In my more than 20 years of teaching entrepreneurship, I have learned that few aspiring business founders want to talk about the unsexy parts of the process, like when and how to get non-dilutive capital. But I have also learned that understanding the boring stuff almost always makes a big difference in outcomes.
Failure to know when and how to get non-dilutive capital can mean the loss of millions of dollars in profits going into the pocket of an entrepreneur, as the financing history of one Cleveland-area startup illustrates.
For those of you unaware of the definitions here, dilutive financing is any kind of fundraising that requires you to give up ownership of your company – like the sale of shares to angel investors or venture capitalists. Non-dilutive financing is the type of capital acquisition that does not require you to give up shares of your business – like a loan from your Great Aunt Edna or a grant from your state’s economic development agency.
I will be the first to admit that it is much more interesting to talk about Uber’s valuation, Mark Zuckerberg’s approach to Peter Theil to finance Facebook, or Reid Hoffman’s pitch deck for Linkedin, than it is to discuss when and how to get a loan from the state of Virginia. However, exciting or not, knowing when and how to get non-dilutive financing can have a huge impact on how much money you take home from your entrepreneurial endeavors.
The founder of one Cleveland-area startup highlighted the importance of understanding when and how to raise non-dilutive capital in a recent presentation to my entrepreneurial finance class. He turned this potential snoozer into the class’s biggest lesson this semester by discussing his Series A-1 and Series A-2 financing efforts. It’s one I think is worth sharing with a wider audience.
Thus far, the founder has raised $2.3 million for his company by selling 42.2 percent of it to investors. His first round of financing was all dilutive – a sale of shares to angel investors. His second financing round was partially dilutive. He sold shares to angel investors and obtained a loan from the state of Ohio under a program to support for high-growth-potential tech companies.
His presentation showed what would have happened to his equity stake had he undertaken the combined dilutive and non-dilutive fund raising effort first and the purely dilutive round second. Rather than raise $2.3 million for 42.2 percent of the company, he would have raised $3.2 million for 29.3 percent of the business.
By raising non-dilutive financing first, this founder would have been able to sell his shares later at a higher valuation, allowing him to raise more money by selling less equity. Not only would he have raised an extra $900,000 for the business, but also he and his co-founders would have owned an additional 12.9 percent of the company at this point in time.
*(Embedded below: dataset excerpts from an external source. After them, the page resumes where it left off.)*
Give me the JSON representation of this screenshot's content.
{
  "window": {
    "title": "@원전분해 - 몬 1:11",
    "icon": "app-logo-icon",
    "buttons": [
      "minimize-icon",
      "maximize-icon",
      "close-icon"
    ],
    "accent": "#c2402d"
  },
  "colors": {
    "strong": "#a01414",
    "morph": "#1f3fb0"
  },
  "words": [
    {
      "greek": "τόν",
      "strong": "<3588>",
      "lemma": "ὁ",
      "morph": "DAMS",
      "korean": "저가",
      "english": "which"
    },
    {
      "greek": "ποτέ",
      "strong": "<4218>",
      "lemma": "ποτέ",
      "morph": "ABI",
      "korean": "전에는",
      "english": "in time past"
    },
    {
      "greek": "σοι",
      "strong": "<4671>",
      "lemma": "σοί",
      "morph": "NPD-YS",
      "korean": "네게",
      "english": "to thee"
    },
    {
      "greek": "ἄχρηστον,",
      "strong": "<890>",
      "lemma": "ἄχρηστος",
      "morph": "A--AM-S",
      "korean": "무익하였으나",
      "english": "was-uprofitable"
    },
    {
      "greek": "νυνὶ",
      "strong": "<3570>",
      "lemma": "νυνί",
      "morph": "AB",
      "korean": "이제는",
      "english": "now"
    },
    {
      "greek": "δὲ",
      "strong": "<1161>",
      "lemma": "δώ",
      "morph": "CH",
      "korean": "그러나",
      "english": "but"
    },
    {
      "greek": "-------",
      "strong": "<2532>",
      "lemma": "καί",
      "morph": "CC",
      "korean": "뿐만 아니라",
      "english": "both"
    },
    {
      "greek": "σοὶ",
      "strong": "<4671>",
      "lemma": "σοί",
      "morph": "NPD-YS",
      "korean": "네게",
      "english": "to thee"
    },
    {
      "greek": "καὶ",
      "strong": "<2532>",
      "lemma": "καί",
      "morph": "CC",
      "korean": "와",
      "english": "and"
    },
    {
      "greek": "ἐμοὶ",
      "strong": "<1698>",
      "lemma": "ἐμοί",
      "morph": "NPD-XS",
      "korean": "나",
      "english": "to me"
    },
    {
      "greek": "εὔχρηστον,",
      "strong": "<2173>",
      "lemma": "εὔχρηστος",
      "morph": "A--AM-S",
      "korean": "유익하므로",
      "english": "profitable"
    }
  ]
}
It’s true that the founder might not have been able to convince investors to back his company if his initial fund raising effort included non-dilutive capital. After all, some investors don’t like entrepreneurs to get loans from government entities because they don’t want founders focusing on the non-business goals that policymakers care about (e.g., maximizing employment, staying in a particular location, and so on). But that’s a different story. This founder’s experience shows what can happen to an entrepreneur’s equity stake if he or she does not carefully manage the process of raising non-dilutive capital.